I made one major mistake. I failed to realize he was not an ordinary horse.

As it turned out, the Belmont wasn't even a particularly difficult race for him. On paper, it looked like he could control the pace of the race and that unless someone was going to do something so foolish as to try to cook him early he could have things his own way. It didn't exactly start out that way. He left the gate in a hurry.

“He was standing so still. I didn't think he was going to break today,” jockey Mike Smith told NBC. “He left there like he was going 440 yards at Ruidoso, New Mexico.”

That meant a quick first quarter of 23.37 and it looked like it might get worse as the other Baffert-trained horse Restoring Hope (Giant's Causeway) was eager to go under Florent Geroux.

But things settled down and when Justify got to the half in 48.11 and the three-quarters in 1:13.21, you pretty much knew the race was over. In the end, the only horse who was running at him was Gronkowski (Lonhro {Aus}). It was a terrific race from the European shipper who had recently joined the Chad Brown barn. With his name and his lack of credentials, Gronkowski seemed to be in the race as nothing more than a publicity stunt. So much for that.
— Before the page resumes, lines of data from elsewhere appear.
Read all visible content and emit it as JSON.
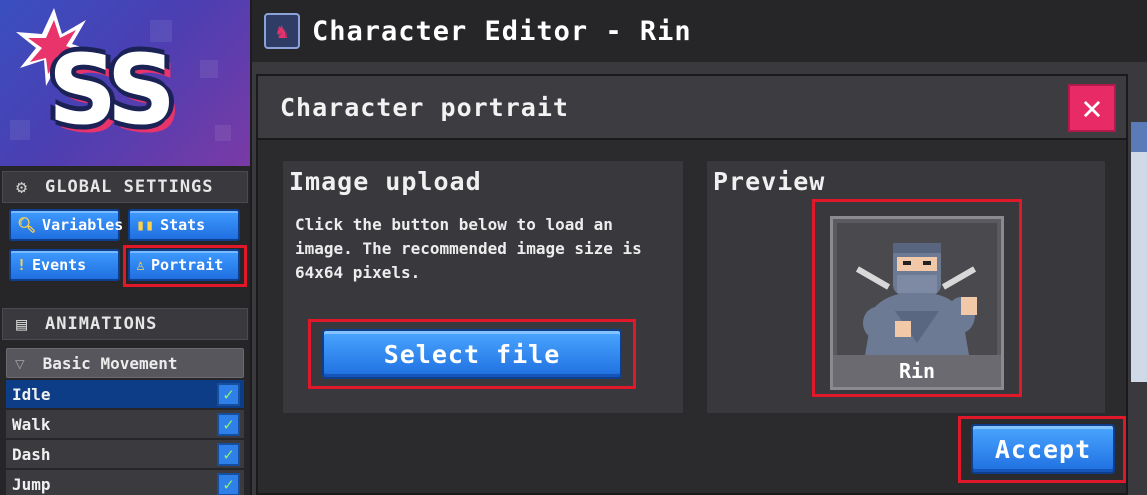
{
  "app": {
    "logo_text": "SS",
    "window_title": "Character Editor - Rin",
    "icon": "character-icon"
  },
  "sidebar": {
    "global_settings": {
      "label": "GLOBAL SETTINGS",
      "icon": "gear-icon"
    },
    "settings_buttons": [
      {
        "label": "Variables",
        "icon": "search-icon"
      },
      {
        "label": "Stats",
        "icon": "bar-chart-icon"
      },
      {
        "label": "Events",
        "icon": "exclamation-icon"
      },
      {
        "label": "Portrait",
        "icon": "portrait-icon",
        "highlighted": true
      }
    ],
    "animations": {
      "label": "ANIMATIONS",
      "icon": "film-icon"
    },
    "group": {
      "label": "Basic Movement",
      "icon": "funnel-icon"
    },
    "animation_items": [
      {
        "label": "Idle",
        "checked": true,
        "selected": true
      },
      {
        "label": "Walk",
        "checked": true,
        "selected": false
      },
      {
        "label": "Dash",
        "checked": true,
        "selected": false
      },
      {
        "label": "Jump",
        "checked": true,
        "selected": false
      }
    ]
  },
  "modal": {
    "title": "Character portrait",
    "close_icon": "close-icon",
    "upload": {
      "title": "Image upload",
      "description": "Click the button below to load an image. The recommended image size is 64x64 pixels.",
      "select_label": "Select file"
    },
    "preview": {
      "title": "Preview",
      "character_name": "Rin"
    },
    "accept_label": "Accept"
  },
  "colors": {
    "accent_blue": "#1f6fe0",
    "highlight_red": "#e0182a",
    "close_pink": "#e82a66",
    "check_green": "#8cf26b"
  }
}
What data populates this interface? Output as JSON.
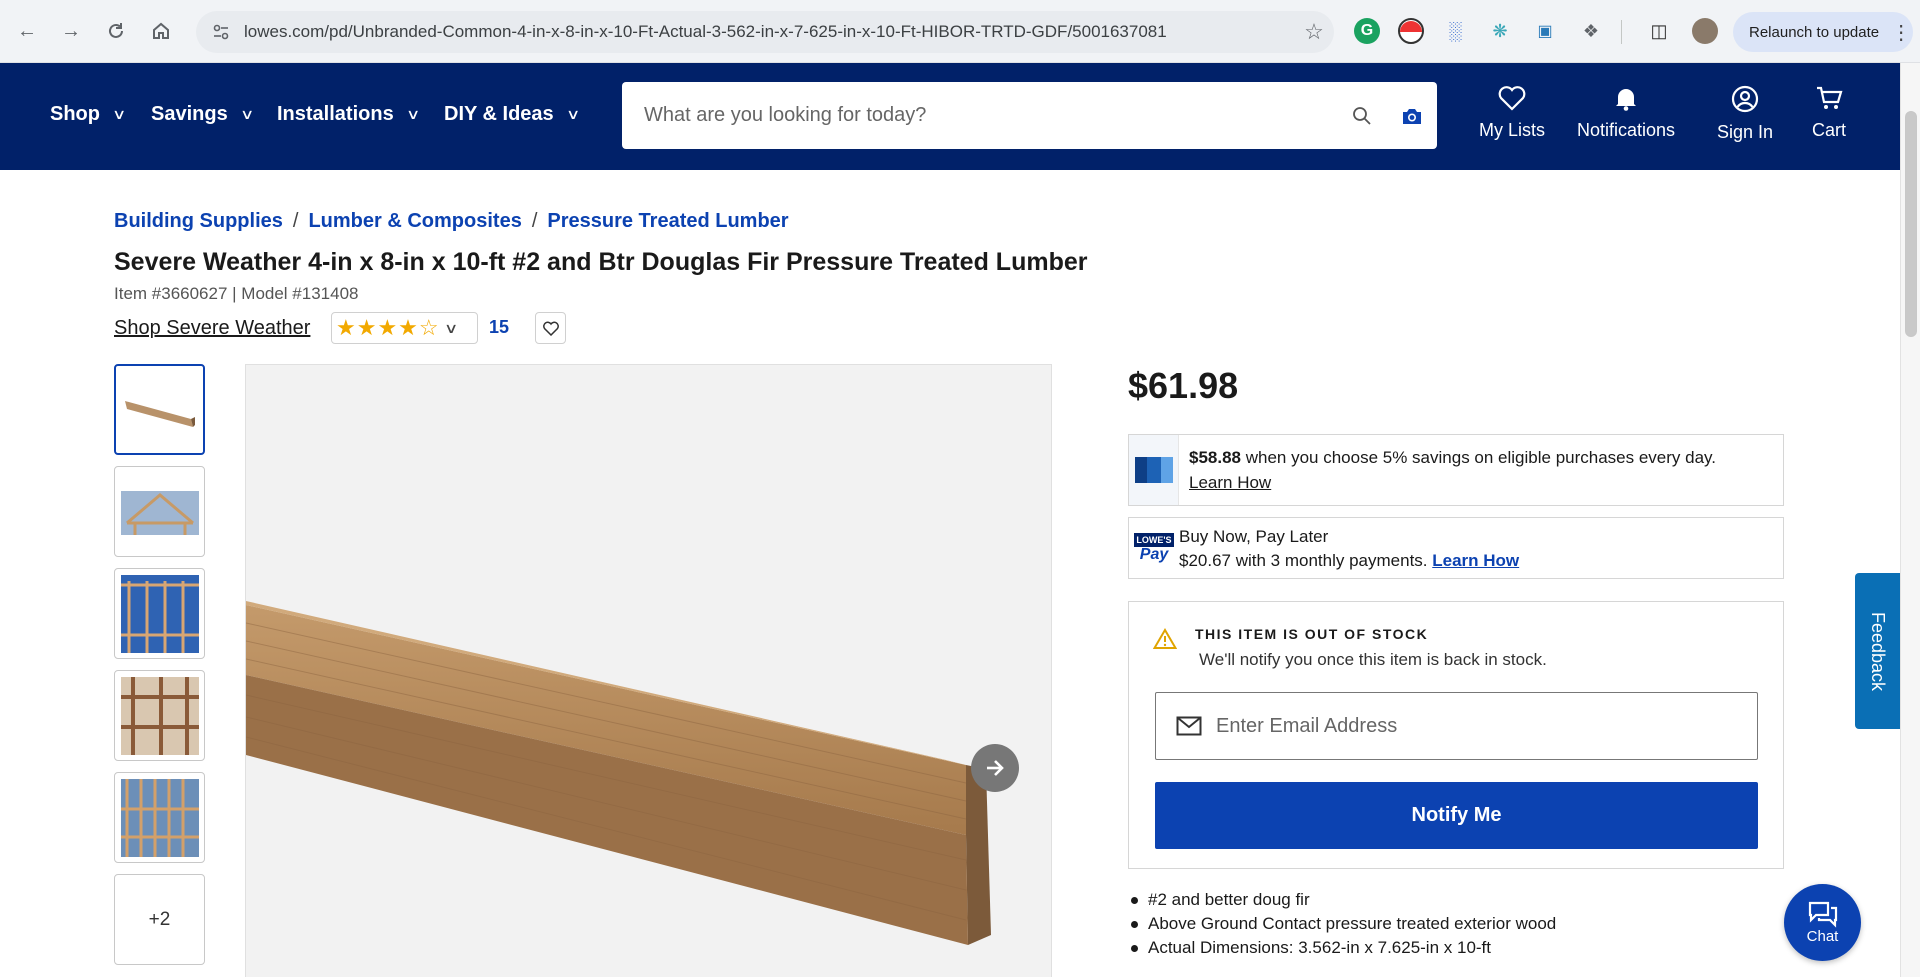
{
  "browser": {
    "url": "lowes.com/pd/Unbranded-Common-4-in-x-8-in-x-10-Ft-Actual-3-562-in-x-7-625-in-x-10-Ft-HIBOR-TRTD-GDF/5001637081",
    "relaunch_label": "Relaunch to update"
  },
  "header": {
    "menu": [
      {
        "label": "Shop"
      },
      {
        "label": "Savings"
      },
      {
        "label": "Installations"
      },
      {
        "label": "DIY & Ideas"
      }
    ],
    "search_placeholder": "What are you looking for today?",
    "links": {
      "my_lists": "My Lists",
      "notifications": "Notifications",
      "sign_in": "Sign In",
      "cart": "Cart"
    }
  },
  "breadcrumb": [
    "Building Supplies",
    "Lumber & Composites",
    "Pressure Treated Lumber"
  ],
  "product": {
    "title": "Severe Weather 4-in x 8-in x 10-ft #2 and Btr Douglas Fir Pressure Treated Lumber",
    "item_line": "Item #3660627 | Model #131408",
    "shop_brand": "Shop Severe Weather",
    "rating": 4,
    "review_count": "15",
    "more_thumbs": "+2",
    "price": "$61.98"
  },
  "savings": {
    "amount": "$58.88",
    "text": " when you choose 5% savings on eligible purchases every day.",
    "link": "Learn How"
  },
  "pay_later": {
    "line1": "Buy Now, Pay Later",
    "line2": "$20.67 with 3 monthly payments. ",
    "link": "Learn How",
    "logo_top": "LOWE'S",
    "logo_bottom": "Pay"
  },
  "stock": {
    "heading": "THIS ITEM IS OUT OF STOCK",
    "subtext": "We'll notify you once this item is back in stock.",
    "email_placeholder": "Enter Email Address",
    "notify_label": "Notify Me"
  },
  "features": [
    "#2 and better doug fir",
    "Above Ground Contact pressure treated exterior wood",
    "Actual Dimensions: 3.562-in x 7.625-in x 10-ft"
  ],
  "feedback_label": "Feedback",
  "chat_label": "Chat",
  "colors": {
    "header_bg": "#012169",
    "link_blue": "#0c42b1",
    "star": "#f2a900"
  }
}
Justify is the star and he did all the hard work, but let's not forget about Baffert. This goes down as one of the great training jobs in history and I seriously doubt there's another trainer in the sport that could have pulled it off.

There's a reason Baffert now has won 15 Triple Crown races– the most of any trainer–and, along with Sunny Jim Fitzsimmons, is the only trainer to have won the Triple Crown twice.

“It never gets old,” an emotional Baffert told NBC.

As good as some of his rivals are, their shortcoming is that they can't get horses to run back to back superior efforts unless they give them ample time between races. Not Baffert. He doesn't baby his horses and it shows in the afternoons. The Triple Crown is supposed to take a tremendous toll on a horse, but it just doesn't happen with Baffert's horses. It didn't happen with American Pharoah (Pioneerof the Nile) and, really, it didn't happen with any of Baffert's horses that came up short when going for the Triple Crown. The only horse among that group that ran poorly was War Emblem (Our Emblem), and he lost all chance at the start when stumbling.

In the glow of a Triple Crown win it almost went unnoticed that Baffert started three horses at Belmont yesterday and came away with three graded stakes wins. He also won the GI Ogden Phipps S. with Abel Tasman (Quality Road) and the GII Brooklyn Invitational with Hoppertunity (Any Give Saturday).

Baffert is relatively young at 65, and every year dozens of gifted 2 year-olds come into his barn. Something tells me he's far from done.

The story going forward is sure to be who is better American Pharoah or Justify? There's no answer to that question. Let's just enjoy them both. The horse that broke the 37-year Triple Crown drought and the chestnut horse that made history yesterday at Belmont. Make that the chestnut freak of nature that made history yesterday at Belmont Park.